Phishing. In a phishing scam, attackers might attempt to get access to an ediscovery information platform (e.g., login credentials) through impersonating a trusted individual; 

Data leakage. This is not a cyber attack per se, but rather some feature of your system (like access through unsecured personal devices), which leaves the platform open to attack. 

How to reduce the attack surface? 

What can you do to ensure a robust cyber security defence (aka ‘reducing the attack surface’)? Important initial steps include: 

– An agreement between counsel at the pre-trial conference or meeting about how cyber security and data protection will be ensured; 

-Careful selection of ediscovery vendors to ensure that they have robust cyber security protections in place.  

For specific cyber defence procedures, one useful place to start is the CIS 20. The first six controls in that list are considered ‘basic’ and should be implemented by all organizations to prevent cyber security attacks: 

Inventory and control of hardware assets. This means that parties need to maintain active control over all devices that are able to access the ediscovery platform and ensure that only authorized devices are connected;

Inventory and control of software assets. All software must be actively monitored and tracked to ensure that no unauthorized software is installed to the secure network; 

Continuous vulnerability management. This means continuously assessing and taking action with respect to any aspects of the system which have been identified as vulnerable;

Controlled use of administrative privileges. This means having the right processes in place to ensure that only those who are required to have a high degree of administrative power within the IT system, do so. 
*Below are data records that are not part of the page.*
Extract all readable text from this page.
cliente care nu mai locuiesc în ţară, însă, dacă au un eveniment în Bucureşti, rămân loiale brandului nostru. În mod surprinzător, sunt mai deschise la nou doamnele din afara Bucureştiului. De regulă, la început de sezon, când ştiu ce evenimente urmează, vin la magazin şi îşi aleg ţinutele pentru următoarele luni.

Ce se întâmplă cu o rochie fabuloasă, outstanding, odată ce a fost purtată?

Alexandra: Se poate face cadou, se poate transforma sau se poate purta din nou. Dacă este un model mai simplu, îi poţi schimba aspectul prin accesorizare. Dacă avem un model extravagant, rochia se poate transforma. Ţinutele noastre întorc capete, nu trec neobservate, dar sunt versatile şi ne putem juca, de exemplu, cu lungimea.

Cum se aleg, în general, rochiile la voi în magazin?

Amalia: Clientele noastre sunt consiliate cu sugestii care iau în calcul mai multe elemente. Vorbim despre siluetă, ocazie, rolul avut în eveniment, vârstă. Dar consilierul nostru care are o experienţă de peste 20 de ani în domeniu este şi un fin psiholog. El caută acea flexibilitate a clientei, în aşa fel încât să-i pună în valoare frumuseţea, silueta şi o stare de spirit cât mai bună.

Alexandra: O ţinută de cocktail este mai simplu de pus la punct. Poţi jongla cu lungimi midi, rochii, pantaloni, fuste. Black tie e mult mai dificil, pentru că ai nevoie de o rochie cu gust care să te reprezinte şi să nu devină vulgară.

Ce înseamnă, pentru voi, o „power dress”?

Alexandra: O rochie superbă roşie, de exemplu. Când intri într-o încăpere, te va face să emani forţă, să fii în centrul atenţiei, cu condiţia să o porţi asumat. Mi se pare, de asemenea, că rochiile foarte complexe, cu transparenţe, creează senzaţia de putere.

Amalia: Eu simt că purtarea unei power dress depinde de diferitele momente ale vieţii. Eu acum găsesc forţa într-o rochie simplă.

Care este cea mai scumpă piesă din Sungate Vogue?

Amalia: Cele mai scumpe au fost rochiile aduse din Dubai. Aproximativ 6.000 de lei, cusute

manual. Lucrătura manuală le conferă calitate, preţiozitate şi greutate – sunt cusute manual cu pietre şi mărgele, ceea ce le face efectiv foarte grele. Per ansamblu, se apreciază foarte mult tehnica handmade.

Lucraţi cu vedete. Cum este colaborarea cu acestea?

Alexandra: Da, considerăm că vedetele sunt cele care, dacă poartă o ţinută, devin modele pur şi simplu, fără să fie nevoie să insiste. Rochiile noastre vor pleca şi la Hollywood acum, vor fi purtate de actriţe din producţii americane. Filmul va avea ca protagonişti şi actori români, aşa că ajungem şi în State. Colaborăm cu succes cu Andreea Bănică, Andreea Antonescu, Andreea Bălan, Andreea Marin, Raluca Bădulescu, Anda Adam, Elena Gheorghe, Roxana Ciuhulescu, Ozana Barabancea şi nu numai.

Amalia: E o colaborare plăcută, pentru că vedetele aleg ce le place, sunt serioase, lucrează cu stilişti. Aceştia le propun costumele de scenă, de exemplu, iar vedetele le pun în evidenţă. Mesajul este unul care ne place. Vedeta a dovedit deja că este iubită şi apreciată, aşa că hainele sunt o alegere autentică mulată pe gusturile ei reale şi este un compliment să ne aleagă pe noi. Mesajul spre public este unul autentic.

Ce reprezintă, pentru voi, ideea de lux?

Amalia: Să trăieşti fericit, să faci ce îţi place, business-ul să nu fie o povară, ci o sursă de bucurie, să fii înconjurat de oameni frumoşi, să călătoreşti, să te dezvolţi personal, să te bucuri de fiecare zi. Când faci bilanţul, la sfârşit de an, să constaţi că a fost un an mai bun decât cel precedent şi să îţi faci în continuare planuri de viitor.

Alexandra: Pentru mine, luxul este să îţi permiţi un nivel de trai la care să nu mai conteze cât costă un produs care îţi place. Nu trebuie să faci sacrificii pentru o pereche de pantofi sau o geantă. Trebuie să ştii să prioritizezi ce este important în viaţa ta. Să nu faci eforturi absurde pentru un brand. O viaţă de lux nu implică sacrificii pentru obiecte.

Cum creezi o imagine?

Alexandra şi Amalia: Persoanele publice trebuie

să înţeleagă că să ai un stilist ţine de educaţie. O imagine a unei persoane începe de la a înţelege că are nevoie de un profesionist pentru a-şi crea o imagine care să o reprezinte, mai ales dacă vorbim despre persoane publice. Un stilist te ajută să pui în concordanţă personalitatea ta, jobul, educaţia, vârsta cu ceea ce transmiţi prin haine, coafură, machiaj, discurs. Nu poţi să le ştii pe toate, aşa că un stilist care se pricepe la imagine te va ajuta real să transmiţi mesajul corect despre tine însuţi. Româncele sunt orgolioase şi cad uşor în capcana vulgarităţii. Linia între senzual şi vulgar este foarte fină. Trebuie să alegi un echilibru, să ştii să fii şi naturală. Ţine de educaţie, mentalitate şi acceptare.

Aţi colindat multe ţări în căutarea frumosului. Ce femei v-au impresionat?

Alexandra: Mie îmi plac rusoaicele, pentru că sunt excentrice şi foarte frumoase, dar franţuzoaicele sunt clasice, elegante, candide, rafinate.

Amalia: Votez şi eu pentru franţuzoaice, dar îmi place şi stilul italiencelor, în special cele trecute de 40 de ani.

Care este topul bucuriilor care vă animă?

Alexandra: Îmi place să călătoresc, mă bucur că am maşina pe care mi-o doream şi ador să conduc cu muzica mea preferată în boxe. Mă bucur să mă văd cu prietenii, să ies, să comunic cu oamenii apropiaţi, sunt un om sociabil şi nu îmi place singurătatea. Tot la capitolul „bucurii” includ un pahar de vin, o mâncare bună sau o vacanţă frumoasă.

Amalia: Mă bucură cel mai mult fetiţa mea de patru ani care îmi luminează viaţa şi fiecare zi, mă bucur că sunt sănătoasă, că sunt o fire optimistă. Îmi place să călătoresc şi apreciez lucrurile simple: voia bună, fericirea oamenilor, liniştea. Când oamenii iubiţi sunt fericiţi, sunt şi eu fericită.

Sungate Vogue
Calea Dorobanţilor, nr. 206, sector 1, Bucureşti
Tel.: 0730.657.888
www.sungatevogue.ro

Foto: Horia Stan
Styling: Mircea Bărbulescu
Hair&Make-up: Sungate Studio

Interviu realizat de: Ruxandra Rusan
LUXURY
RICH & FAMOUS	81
Secure configuration for hardware and software on mobile devices, laptops, workstations, and servers. All devices and access points need to be checked to ensure that they are switched to a safe security configuration; 

Maintenance, monitoring and analysis of audit logs. This is the regular review of the systems in place to determine if there have been any cyber attacks or identified vulnerabilities that the organization needs to immediately respond to.


When using a collaborative platform as part of an ediscovery process, it is impossible to completely eliminate the possibility of a cyber attack. However, by ensuring that opposing counsel are on the same page, that a trusted ediscovery vendor is used, and that stringent controls are in place, the risks can be significantly reduced.